La planète Terre en l'an 2381 : la population humaine compte désormais plus de 75 milliards d'individus, entassés dans de gigantesques immeubles de plusieurs milliers d'étages. Dans ces monades, véritables villes verticales entièrement autosuffisantes, tout est recyclé, rien ne manque. Seule la nourriture vient de l'extérieur. Ainsi, l'humanité a trouvé le bonheur. Des bas étages surpeuplés et pauvres aux étages supérieurs réservés aux dirigeants, tous ne vivent que dans un but : croître et se multiplier. Plus de tabous, plus de vie privée, plus d'intimité. Chacun appartient à tout le monde. La jalousie et le manque n'existent plus. Contentez-vous d'être heureux. La monade travaille pour vous et maîtrise tout. Quand à ceux qui n'acceptent pas le système, les anomos, ils seront eux aussi recyclés. Pour le bien-être du plus grand nombre…

L'utopie futuriste est une entreprise délicate, tant ce genre compte de chefs-d'œuvres indépassables, souvent fondateurs de la science-fiction. Loin de recycler de vieilles idées, Silverberg (Le Château de Lord Valentin, L’Oreille interne) en renouvelle le genre avec intelligence et subtilité. Un grand classique à ranger aux côtés de 1984 d'Orwell ou du Meilleur des mondes de Huxley. — Georges Louhans

Review

Les monades urbaines est un roman-mosaïque de Robert Silverberg décrrivant la vie dans des tours gigantesques d’ici deux cent ou trois cent ans. Il s’agit naturellement d’une forme d’utopie (et oui, encore une) banissant la propriété sus toute ses formes. Chacun est un membre de la monade, et c’est tout.

Contrairement à Kirinyaga, il n’existe pas ici de manière claire de qualifier cette utopie. Est-ce le bien, le mal ? Aucun moyen de le savoir, si ce n’est par le traitement infligé aux "anormos" qui sont d’abord rééduqués, avant d’être jeté dans la Chute (ie les recycleurs de matière) pour que son énergie soit utile à tous. Et pourtant, il n’existe pas un seul des héros de ces nouvelles qui ne soit heureux, et c’est là qu’on sent se fendiller les choses. En fait, Robert Silverberg tente probablement par ce roman de reprendre quelques thèmes chers aux hippies, et autres partisans de l’amour libre en tant que moyen de communication, pour démontrer que malgré tout, malgré l’amour et la liberté, les tensions persistent, et les dangers demeurent. Et la démonstration est édifiante, car rien ne peut donner de l’espoir dans ce monde stérilisé par trop de plaisir. Ils n’ont plus la force d’avancer, se doivent, pour le bien de tous, d’être contents de leurs vies, et ce qui n’en sont pas satisfaits sont rejetés, car anormos.
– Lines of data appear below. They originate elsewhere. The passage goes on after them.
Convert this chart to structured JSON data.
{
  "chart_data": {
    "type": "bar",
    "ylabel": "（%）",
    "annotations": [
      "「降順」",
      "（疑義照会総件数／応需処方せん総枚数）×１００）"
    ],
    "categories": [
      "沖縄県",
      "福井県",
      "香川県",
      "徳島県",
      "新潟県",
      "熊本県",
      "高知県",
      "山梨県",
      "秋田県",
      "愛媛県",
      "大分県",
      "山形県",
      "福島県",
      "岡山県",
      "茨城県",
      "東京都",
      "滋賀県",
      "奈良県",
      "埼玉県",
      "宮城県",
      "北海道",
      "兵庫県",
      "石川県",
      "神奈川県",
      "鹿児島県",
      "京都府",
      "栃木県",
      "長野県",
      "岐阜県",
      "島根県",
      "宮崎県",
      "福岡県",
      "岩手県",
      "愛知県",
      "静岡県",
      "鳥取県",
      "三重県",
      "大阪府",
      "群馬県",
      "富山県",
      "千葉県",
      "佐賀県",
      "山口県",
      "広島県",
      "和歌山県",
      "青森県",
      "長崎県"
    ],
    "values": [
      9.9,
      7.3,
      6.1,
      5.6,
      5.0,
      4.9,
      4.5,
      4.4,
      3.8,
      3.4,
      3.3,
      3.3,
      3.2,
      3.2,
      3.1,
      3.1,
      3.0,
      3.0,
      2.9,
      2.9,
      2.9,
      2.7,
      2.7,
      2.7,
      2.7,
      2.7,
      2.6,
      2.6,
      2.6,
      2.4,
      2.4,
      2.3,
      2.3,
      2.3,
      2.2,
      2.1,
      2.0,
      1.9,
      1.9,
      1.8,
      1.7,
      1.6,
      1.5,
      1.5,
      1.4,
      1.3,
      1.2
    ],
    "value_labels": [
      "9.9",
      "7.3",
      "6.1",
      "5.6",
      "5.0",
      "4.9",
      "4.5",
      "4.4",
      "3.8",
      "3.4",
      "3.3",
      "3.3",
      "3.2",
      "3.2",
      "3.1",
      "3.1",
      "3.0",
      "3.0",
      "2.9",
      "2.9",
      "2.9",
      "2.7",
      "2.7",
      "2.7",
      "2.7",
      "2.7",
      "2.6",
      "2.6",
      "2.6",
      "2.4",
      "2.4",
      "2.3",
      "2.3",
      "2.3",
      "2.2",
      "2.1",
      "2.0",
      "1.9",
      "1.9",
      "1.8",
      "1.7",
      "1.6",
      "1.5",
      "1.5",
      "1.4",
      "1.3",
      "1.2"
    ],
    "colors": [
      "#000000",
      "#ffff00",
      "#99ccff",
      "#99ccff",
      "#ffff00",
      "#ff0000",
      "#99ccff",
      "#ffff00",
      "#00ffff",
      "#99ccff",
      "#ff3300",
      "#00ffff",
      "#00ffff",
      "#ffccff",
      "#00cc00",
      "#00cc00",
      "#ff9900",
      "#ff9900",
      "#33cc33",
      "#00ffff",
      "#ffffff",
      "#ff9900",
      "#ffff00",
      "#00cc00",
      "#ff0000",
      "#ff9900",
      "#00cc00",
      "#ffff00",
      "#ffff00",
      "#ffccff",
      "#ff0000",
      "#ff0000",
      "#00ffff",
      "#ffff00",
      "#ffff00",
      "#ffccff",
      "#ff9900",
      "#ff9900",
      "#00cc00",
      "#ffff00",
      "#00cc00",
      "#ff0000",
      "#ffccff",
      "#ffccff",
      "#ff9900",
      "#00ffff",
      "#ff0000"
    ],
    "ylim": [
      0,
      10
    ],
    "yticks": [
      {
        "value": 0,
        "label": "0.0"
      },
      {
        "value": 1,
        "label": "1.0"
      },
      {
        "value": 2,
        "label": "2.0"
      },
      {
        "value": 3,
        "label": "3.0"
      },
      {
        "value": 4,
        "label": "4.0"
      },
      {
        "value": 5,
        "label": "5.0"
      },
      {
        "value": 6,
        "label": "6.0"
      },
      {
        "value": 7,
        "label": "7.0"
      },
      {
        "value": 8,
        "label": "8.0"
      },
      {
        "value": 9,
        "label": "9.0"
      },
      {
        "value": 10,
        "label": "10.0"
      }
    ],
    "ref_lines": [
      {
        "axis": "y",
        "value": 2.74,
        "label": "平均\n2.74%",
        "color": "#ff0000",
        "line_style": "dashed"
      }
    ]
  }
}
Pour moi, le pire exemple est Siegmund, le jeune et beeau favori des administrateurs, qui ne peut plus résister à la tension sous-jacente, alors même que l’amour possible librement est censé détruire les tensions avant leur apparition. C’est un roman fort, qui laisse un goût de larmes, car si la morale n’est pas complètement négative, elle n’en laisse pas moins, pour moi, des relents de totalitarisme assez douloureux pour ce que peut nous réserver l’avenir.